My question about the relation between compilation and inlining: does inlining prevent compilation?
Last night, with large values for the above switches to encourage aggressive inlining, and without -Xcomp, a frequently-called method was not listed as compiled. The method is mostly a switch statement. When I broke out some of the case code to separate new methods -- replacing the code in the switch with a method call -- the new methods were listed as compiled. Maybe the frequently-called method was inlined? But why weren't the new methods inlined? Perhaps no nested inlining?
Well to be honest I would not worry too much if your code is inlined or not - decides that your code is too large it has good reasons to not inline it.
There are tons of benchmarks that show too agressive inlining to be really bad - because of L1/L2 instructoin misses.
However hotspot has some limitations which sort of code it does/can compile and which not, so it could be that your methods are not compiled at all - however I don't think this because you already said that with some arguments they are compiled.
My guess would be that the small methods are first inlined and then compiled and you only see the base-methods.
I would do some micro-benchmarks (please read some articles first abput common pitfalls and microbenchmarking in java), and compare the performance...
I assume that you are working with the HotSpot server VM.
Up front, I should say that +PrintCompilation does not indicate which methods have been inlined, only the methods that are the root of the compilation. (There are ways in debug VMs to print inlining decisions.)
The inlining algorithm in the server VM is complicated, and the VM could profit from some simplification in this area.

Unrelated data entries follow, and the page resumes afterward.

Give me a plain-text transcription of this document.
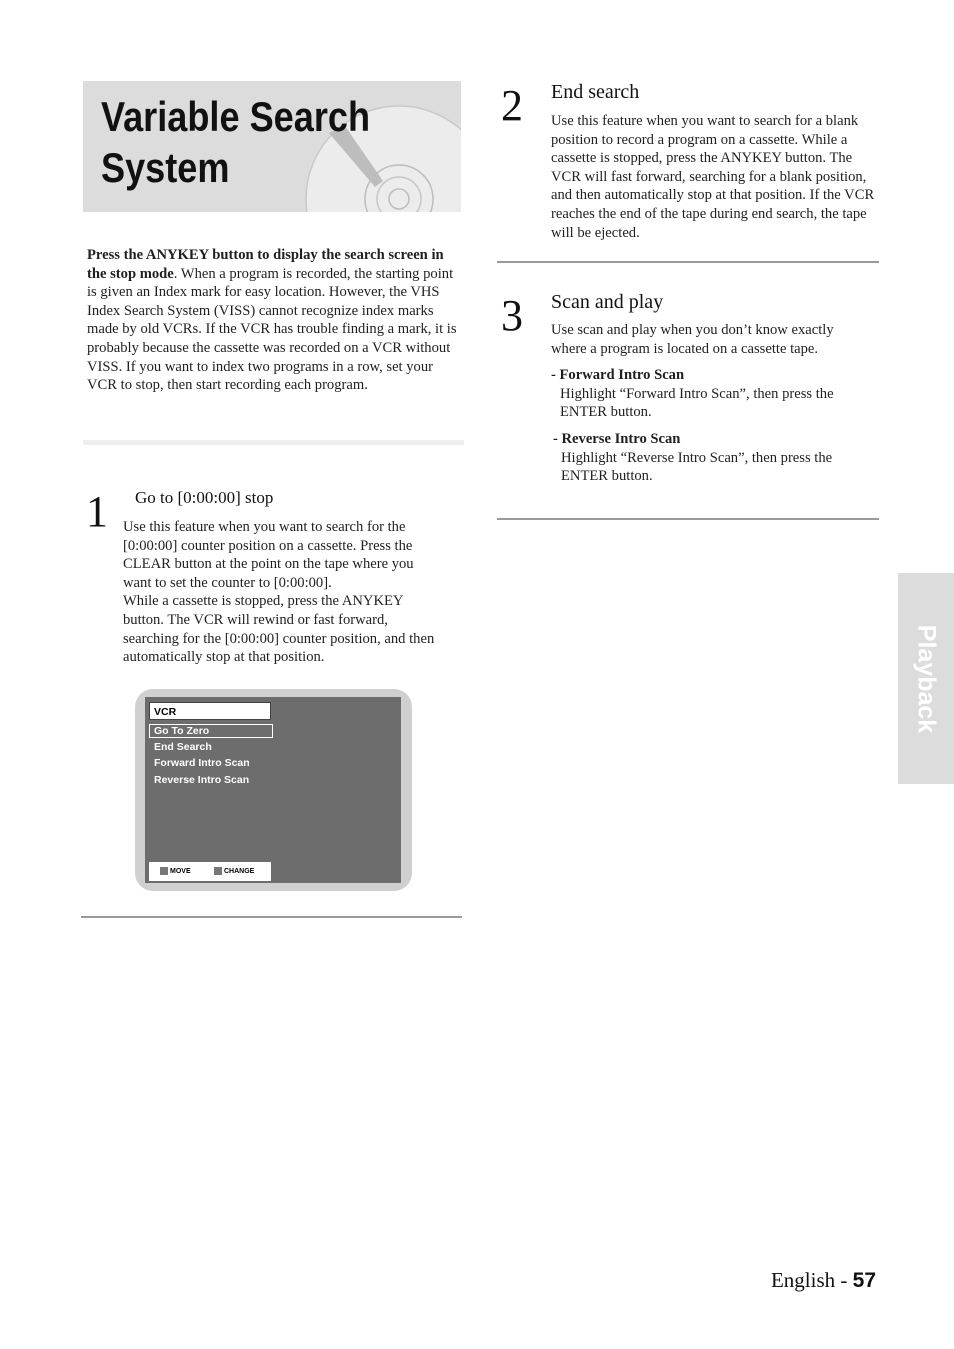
Variable Search
System
Press the ANYKEY button to display the search screen in the stop mode. When a program is recorded, the starting point is given an Index mark for easy location. However, the VHS Index Search System (VISS) cannot recognize index marks made by old VCRs. If the VCR has trouble finding a mark, it is probably because the cassette was recorded on a VCR without VISS. If you want to index two programs in a row, set your VCR to stop, then start recording each program.
1 Go to [0:00:00] stop
Use this feature when you want to search for the [0:00:00] counter position on a cassette. Press the CLEAR button at the point on the tape where you want to set the counter to [0:00:00].
While a cassette is stopped, press the ANYKEY button. The VCR will rewind or fast forward, searching for the [0:00:00] counter position, and then automatically stop at that position.
VCR
Go To Zero
End Search
Forward Intro Scan
Reverse Intro Scan
MOVE	CHANGE
2 End search
Use this feature when you want to search for a blank position to record a program on a cassette. While a cassette is stopped, press the ANYKEY button. The VCR will fast forward, searching for a blank position, and then automatically stop at that position. If the VCR reaches the end of the tape during end search, the tape will be ejected.
3 Scan and play
Use scan and play when you don’t know exactly where a program is located on a cassette tape.
- Forward Intro Scan
Highlight “Forward Intro Scan”, then press the ENTER button.
- Reverse Intro Scan
Highlight “Reverse Intro Scan”, then press the ENTER button.
Playback
English - 57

There is an overriding size limit on methods that can get compiled. In 5.0, methods larger than 8000 bytes (of bytecode) are not considered for compilation.
Method size is not a compilation criterion, but it is an inlining criteria. To avoid bloat in the CodeCache, the VM will shy away from inlining larger methods. You apparently have discovered this, as you experimented using the MaxInlineSize and FreqInlineSize knobs. Furthermore, if the called method is already compiled, it may still be inlined into the caller, but it is subject to an additional test against the size of the generated code. Additionally, there are rules for accessor methods to allow them to be inlined nearly always. You can look at byecodeInfo.cpp in the HotSpot source to get a more detailed sense of the inline decision making.

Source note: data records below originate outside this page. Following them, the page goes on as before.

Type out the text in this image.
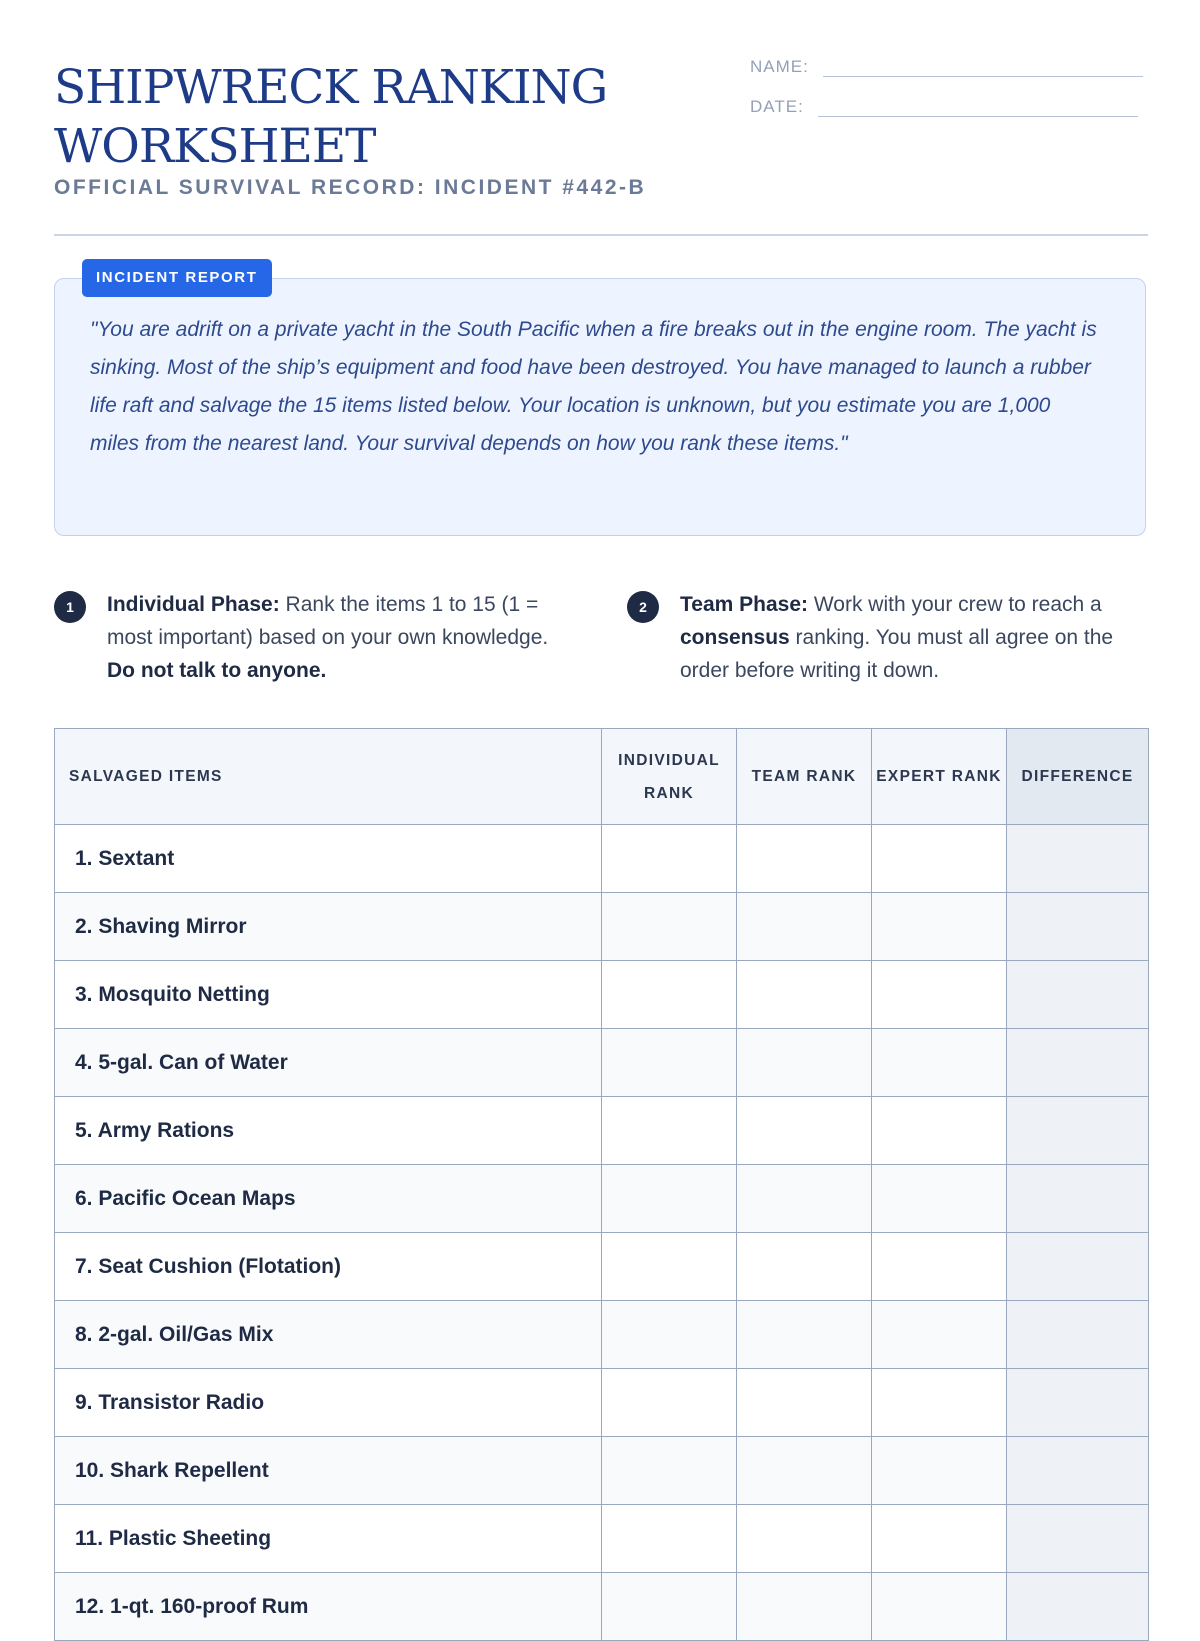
SHIPWRECK RANKING WORKSHEET
OFFICIAL SURVIVAL RECORD: INCIDENT #442-B
NAME:
DATE:
INCIDENT REPORT

"You are adrift on a private yacht in the South Pacific when a fire breaks out in the engine room. The yacht is sinking. Most of the ship’s equipment and food have been destroyed. You have managed to launch a rubber life raft and salvage the 15 items listed below. Your location is unknown, but you estimate you are 1,000 miles from the nearest land. Your survival depends on how you rank these items."

1	Individual Phase: Rank the items 1 to 15 (1 = most important) based on your own knowledge. Do not talk to anyone.

2	Team Phase: Work with your crew to reach a consensus ranking. You must all agree on the order before writing it down.

SALVAGED ITEMS	INDIVIDUAL RANK	TEAM RANK	EXPERT RANK	DIFFERENCE
1. Sextant				
2. Shaving Mirror				
3. Mosquito Netting				
4. 5-gal. Can of Water				
5. Army Rations				
6. Pacific Ocean Maps				
7. Seat Cushion (Flotation)				
8. 2-gal. Oil/Gas Mix				
9. Transistor Radio				
10. Shark Repellent				
11. Plastic Sheeting				
12. 1-qt. 160-proof Rum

In the other direction, inlining should not prevent compilation, but could delay it. Compilation is triggered on the number of times a method is invoked in the interpreter. If a method is inlined at a hot call site, the rate of interpreter invocations will obviously decrease, delaying standalone compilation of the method .

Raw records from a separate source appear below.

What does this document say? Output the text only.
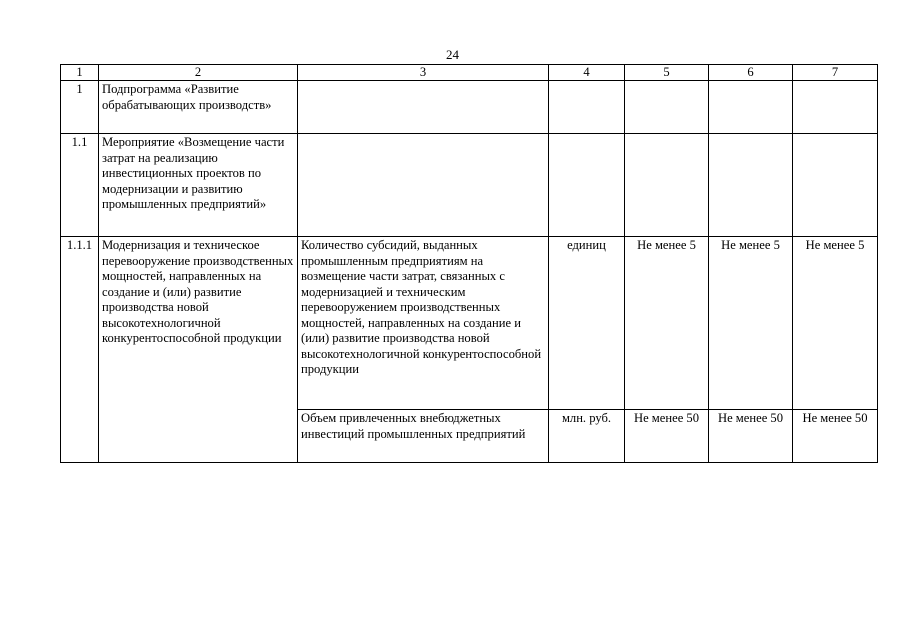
24
1	2	3	4	5	6	7
1	Подпрограмма «Развитие обрабатывающих производств»					
1.1	Мероприятие «Возмещение части затрат на реализацию инвестиционных проектов по модернизации и развитию промышленных предприятий»					
1.1.1	Модернизация и техническое перевооружение производственных мощностей, направленных на создание и (или) развитие производства новой высокотехнологичной конкурентоспособной продукции	Количество субсидий, выданных промышленным предприятиям на возмещение части затрат, связанных с модернизацией и техническим перевооружением производственных мощностей, направленных на создание и (или) развитие производства новой высокотехнологичной конкурентоспособной продукции	единиц	Не менее 5	Не менее 5	Не менее 5
		Объем привлеченных внебюджетных инвестиций промышленных предприятий	млн. руб.	Не менее 50	Не менее 50	Не менее 50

As observed with the reference to final/static methods, direct inlining can only occur when the called method is known. In some cases, inlining can occur at virtual call sites, but only when there is a single implementor or when a runtime class check is incorporated into the generated code.
As an aside, -Xcomp is not a good choice as a rule of thumb. This option causes some methods to be compiled prematurely, that is, before referenced classes are loaded. For the server compiler, profiling data is non-existent, and the VM may deoptimize/recompile a method several times before getting a "optimal" compile.
Hope this helps.
This may be an obvious answer, but try profiling your code first, if you care about performance.
Rarely the hotspot performance is an issue, in my experience most delays are either caused by a coding error (unnecessary calls, O(N^2) or worse) or unneeded GC pauses (due to allocation).
In any case, premature optimization without hard data is usually a bad idea.
com.stevebrecher wrote:What you actually want is to pass -server to the JVM. What you think you want is wrong, basically because Java code compiled that way would suck until it is recompiled again, after some profiling. In Java, all method calls are virtual, unlike C++. But >90% of virtual calls always call the same method, because the destination object type is the same. After HotSpot runs the code a bit, these cases are recognized, so when the code is compiled those calls can be made non-virtual or the called method can be inlined (and when guesses are wrong, the code detects this and does a real virtual call - no misbehaviour, it just won't be that fast in that case).
Much more generally, I lack understanding of why comprehensive compilation of large portions of my code is not (as far as I know) an option. In the case of this application and subsequent ones in the endeavor (akin to scientific research) it would be perfectly acceptable to have the jvm spend "a lot" of time at the start of a run doing compilation.
Without doing this, inlining is impossible, and this is a big problem for optimizations. Even Common Subexpression Elimination is a problem, because the return value of the same method on the same args may change in general - only after inlining the optimizer can see where this won't happen.
You know about profile-guided optimizations? They can be done also in C/C++: you first run your application with profiling enabled on "typical" inputs, then the profile data is fed back into the compiler for recompiling it again. Obviously, if the actual input is very different and the obtained profile is different, you lose. And it's annoying, so nobody does it. With advanced JVMs, these problems don't happen.